Gonzalez Julien, Klein Julie, Chauhan Sharmila D, Neau Eric, Calise Denis, Nevoit Caroline, Chaaya Rana, Miravete Mathieu, Delage Christine, Bascands Jean-Loup, Schanstra Joost P, Buffin-Meyer Bénédicte
INSERM, U858-I2MR - Equipe 5, 1 avenue Jean Poulhès, B.P. 84225, 31432 Toulouse Cedex 4, France.
Exp Biol Med (Maywood). 2009 Dec;234(12):1511-8. doi: 10.3181/0903-RM-105.

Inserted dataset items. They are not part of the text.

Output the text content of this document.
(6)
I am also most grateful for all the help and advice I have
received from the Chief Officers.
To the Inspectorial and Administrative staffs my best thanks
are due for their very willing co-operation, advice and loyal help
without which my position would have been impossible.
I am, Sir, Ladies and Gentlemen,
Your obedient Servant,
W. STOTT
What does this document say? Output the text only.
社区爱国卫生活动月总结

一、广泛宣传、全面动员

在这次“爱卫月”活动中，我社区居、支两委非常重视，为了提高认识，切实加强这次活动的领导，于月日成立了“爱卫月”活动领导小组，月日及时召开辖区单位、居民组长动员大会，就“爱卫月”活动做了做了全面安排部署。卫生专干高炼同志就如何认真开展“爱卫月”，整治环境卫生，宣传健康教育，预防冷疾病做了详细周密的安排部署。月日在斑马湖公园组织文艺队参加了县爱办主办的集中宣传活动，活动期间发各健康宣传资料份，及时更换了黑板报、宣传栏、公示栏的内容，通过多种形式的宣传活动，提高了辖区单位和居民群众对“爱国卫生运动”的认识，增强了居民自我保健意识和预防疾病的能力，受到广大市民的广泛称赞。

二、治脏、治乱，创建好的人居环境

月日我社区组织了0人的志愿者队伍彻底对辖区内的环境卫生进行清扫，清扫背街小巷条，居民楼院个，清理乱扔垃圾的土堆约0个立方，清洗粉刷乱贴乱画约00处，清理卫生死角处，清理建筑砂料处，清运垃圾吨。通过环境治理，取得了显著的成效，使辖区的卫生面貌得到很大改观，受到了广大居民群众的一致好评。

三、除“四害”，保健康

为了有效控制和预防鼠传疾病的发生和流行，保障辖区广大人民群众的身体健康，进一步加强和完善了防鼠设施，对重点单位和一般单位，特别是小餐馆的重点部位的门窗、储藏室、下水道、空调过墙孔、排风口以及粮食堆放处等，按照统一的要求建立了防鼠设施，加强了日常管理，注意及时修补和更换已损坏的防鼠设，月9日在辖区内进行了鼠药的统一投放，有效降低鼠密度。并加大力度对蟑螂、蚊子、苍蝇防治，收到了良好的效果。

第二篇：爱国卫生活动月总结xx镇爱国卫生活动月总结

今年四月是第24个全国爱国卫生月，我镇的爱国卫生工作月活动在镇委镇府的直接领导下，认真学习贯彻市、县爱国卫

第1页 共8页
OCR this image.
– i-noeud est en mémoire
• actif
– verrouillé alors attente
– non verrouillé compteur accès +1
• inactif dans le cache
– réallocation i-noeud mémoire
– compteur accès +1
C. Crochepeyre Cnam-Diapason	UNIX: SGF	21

We examined the capacity of delayed inhibition of plasminogen activator inhibitor-1 (PAI-1) to reduce tubulointerstitial fibrosis induced by unilateral ureteral obstruction (UUO) in mice. Small peptides mimicking parts of urokinase (uPA) and tissular plasminogen activator (tPA) and serving as decoy molecules for PAI-1 were administered daily during the late stages (3 to 8 days) of UUO. Treatment with PAI-1 decoys reduced interstitial deposition of fibronectin, collagen III and collagen IV without changes in macrophage and myofibroblast infiltration. Interestingly, while PAI-1 activity was reduced and the combined uPA and tPA activity was increased, the antifibrotic effect was obtained without modification of plasmin activity but with increased of hepatocyte growth factor (HGF) expression. We show for the first time that treatment with small PAI-1 decoy peptides reduces established tubulointerstitial fibrosis. This protective effect probably resulted from increased degradation of the extracellular matrix by an HGF dependent mechanism.
我们研究了延迟抑制纤溶酶原激活物抑制剂-1(PAI-1)对减轻小鼠单侧输尿管梗阻(UUO)所致肾小管间质纤维化的能力。在UUO后期(3至8天),每天给予模拟尿激酶(uPA)和组织型纤溶酶原激活物(tPA)部分序列并作为PAI-1诱饵分子的小肽。用PAI-1诱饵进行治疗可减少纤连蛋白、III型胶原和IV型胶原的间质沉积,而巨噬细胞和肌成纤维细胞浸润无变化。有趣的是,虽然PAI-1活性降低,uPA和tPA的联合活性增加,但抗纤维化作用并非通过改变纤溶酶活性获得,而是通过增加肝细胞生长因子(HGF)表达实现。我们首次表明,用小的PAI-1诱饵肽治疗可减轻已形成的肾小管间质纤维化。这种保护作用可能是由HGF依赖性机制增加细胞外基质降解所致。